8 thoughts on “Geeks, Trojans and lessons from Mad Men (for DMCs)

  1. Tahira Endean CMP (@TahiraCreates) says:

    Padraic is at it again – yes, stir that pot! Not only have I blogged about it (thanks for noticing) I even did a webinar with the forward thinking InVision Communications about how we must keep up with where data is going ( ) so yes, it is not about keeping up but it is about continuing on the edge of the curve and forging ahead. Great words of wisdom – vacation must suit you!

    1. padraicino says:

      Thanks Tahira – knew I could count on you!

  2. Bill Prosser says:


    You make some great points but there are some important distinctions to be drawn – particularly between the MICE and FIT markets (you can more readily offer off-the-shelf products online to the FIT market)

    Viewing technology as a means and an end may be complicating things (and a sign of our advancing age). The young people we employ don’t know what we mean by technology because they’ve never known anything else. To them it’s something that is integral to their lives.
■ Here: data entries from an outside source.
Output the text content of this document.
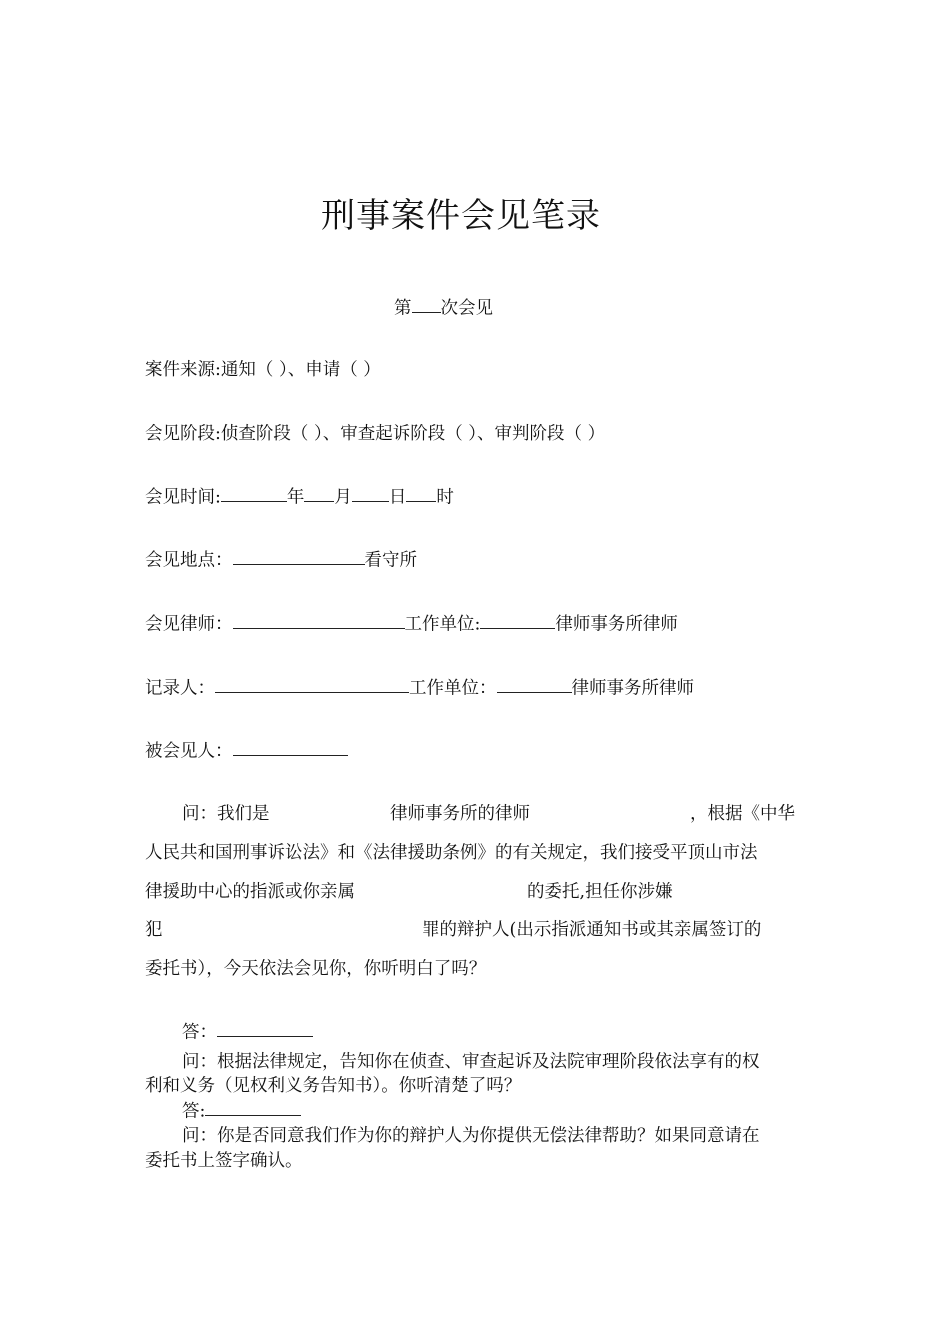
刑事案件会见笔录
第 次会见
案件来源:通知（ ）、申请（ ）
会见阶段:侦查阶段（ ）、审查起诉阶段（ ）、审判阶段（ ）
会见时间:	年 月 日 时
会见地点：	看守所
会见律师：	工作单位:	律师事务所律师
记录人：	工作单位：	律师事务所律师
被会见人：
问：我们是	律师事务所的律师	，根据《中华
人民共和国刑事诉讼法》和《法律援助条例》的有关规定，我们接受平顶山市法
律援助中心的指派或你亲属	的委托,担任你涉嫌
犯	罪的辩护人(出示指派通知书或其亲属签订的
委托书），今天依法会见你，你听明白了吗？
答：
问：根据法律规定，告知你在侦查、审查起诉及法院审理阶段依法享有的权
利和义务（见权利义务告知书）。你听清楚了吗？
答:
问：你是否同意我们作为你的辩护人为你提供无偿法律帮助？如果同意请在
委托书上签字确认。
On our interview notes we used to have questions about candidate’s IT skills – now anyone under 30 looks at us as if we are mad when we ask them about their IT skills – of course they are IT literate!!
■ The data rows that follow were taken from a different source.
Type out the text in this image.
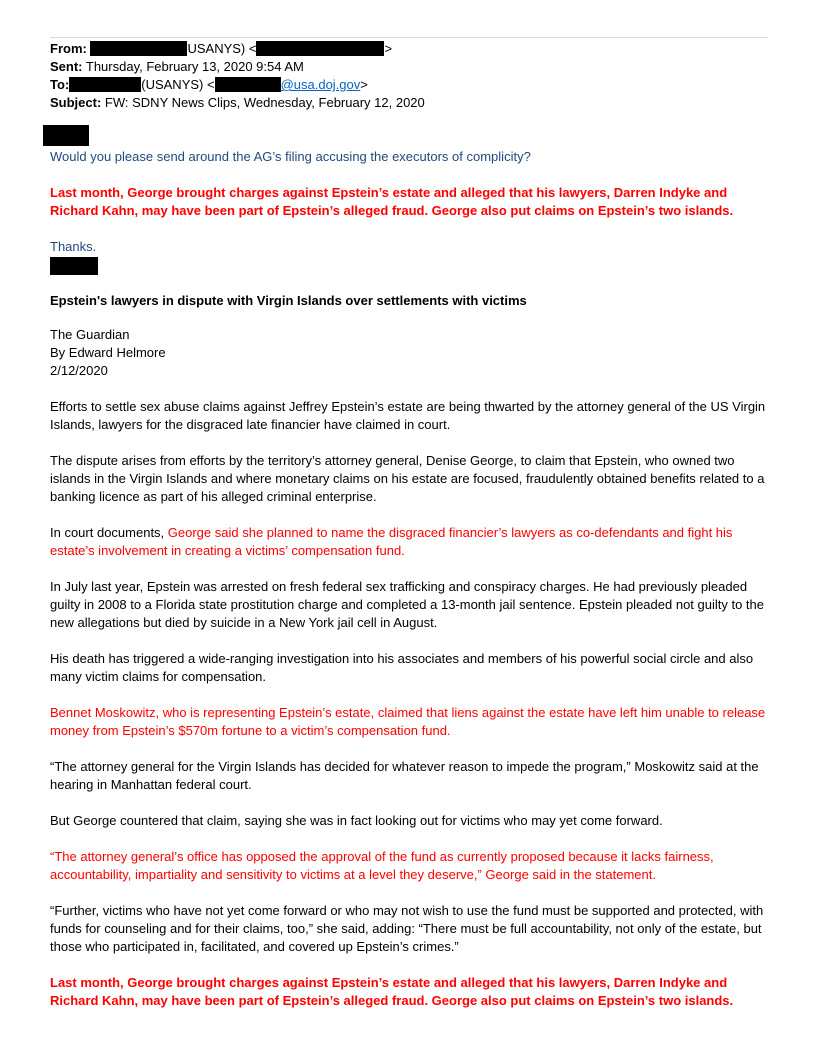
From:	USANYS) <	>
Sent: Thursday, February 13, 2020 9:54 AM
To:	(USANYS) <	@usa.doj.gov>
Subject: FW: SDNY News Clips, Wednesday, February 12, 2020
Would you please send around the AG’s filing accusing the executors of complicity?
Last month, George brought charges against Epstein’s estate and alleged that his lawyers, Darren Indyke and Richard Kahn, may have been part of Epstein’s alleged fraud. George also put claims on Epstein’s two islands.
Thanks.
Epstein's lawyers in dispute with Virgin Islands over settlements with victims
The Guardian
By Edward Helmore
2/12/2020
Efforts to settle sex abuse claims against Jeffrey Epstein’s estate are being thwarted by the attorney general of the US Virgin Islands, lawyers for the disgraced late financier have claimed in court.
The dispute arises from efforts by the territory’s attorney general, Denise George, to claim that Epstein, who owned two islands in the Virgin Islands and where monetary claims on his estate are focused, fraudulently obtained benefits related to a banking licence as part of his alleged criminal enterprise.
In court documents, George said she planned to name the disgraced financier’s lawyers as co-defendants and fight his estate’s involvement in creating a victims’ compensation fund.
In July last year, Epstein was arrested on fresh federal sex trafficking and conspiracy charges. He had previously pleaded guilty in 2008 to a Florida state prostitution charge and completed a 13-month jail sentence. Epstein pleaded not guilty to the new allegations but died by suicide in a New York jail cell in August.
His death has triggered a wide-ranging investigation into his associates and members of his powerful social circle and also many victim claims for compensation.
Bennet Moskowitz, who is representing Epstein’s estate, claimed that liens against the estate have left him unable to release money from Epstein’s $570m fortune to a victim’s compensation fund.
“The attorney general for the Virgin Islands has decided for whatever reason to impede the program,” Moskowitz said at the hearing in Manhattan federal court.
But George countered that claim, saying she was in fact looking out for victims who may yet come forward.
“The attorney general’s office has opposed the approval of the fund as currently proposed because it lacks fairness, accountability, impartiality and sensitivity to victims at a level they deserve,” George said in the statement.
“Further, victims who have not yet come forward or who may not wish to use the fund must be supported and protected, with funds for counseling and for their claims, too,” she said, adding: “There must be full accountability, not only of the estate, but those who participated in, facilitated, and covered up Epstein’s crimes.”
Last month, George brought charges against Epstein’s estate and alleged that his lawyers, Darren Indyke and Richard Kahn, may have been part of Epstein’s alleged fraud. George also put claims on Epstein’s two islands.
    To us the greatest benefit of this readily available IT savviness is that small businesses can compete much more effectively with large companies than they could in the past – we are able to move faster, act more decisively, make very quick decisions and act on them

    You alluded to this above but you could argue that large corporations are merging not so much to be more competitive with each other – but because they are increasingly finding it hard to compete with small more flexible, more creative businesses less encumbered by a corporate hierachy

    The notion of DMCs hiring dedicated techies may already be an out-of-date concept – all of our staff have to be involved in IT and fully understand social media, digital communication and how to build remote relationships

    We all communicate digitally today (we are doing so right now!) so the idea that we have online products that are in some way different to offline is a misnomer

    Online is a communication channel – it is no longer an adjunct to our normal business – it is our normal business

    1. padraicino says:

      Brilliant stuff Bill – I’ll come back with a more considered response!

  3. Dan Tavrytzky says:

    Padraic, as always, your insight and commentary is thought provoking! Well done!

    1. padraicino says:

      Thanks Dan – appreciate the feedback!

  4. Brandt says:

    Here to the hezizzle. I fear many DMCs will go down shouting, “But I have people skills! What the Hell is wrong with you people!!??”

    1. padraicino says:

      Brandt – nice comment. People skills will always be vital, there’s no denying that. But just having people skills is not sufficient to be competitive in this changing marketplace!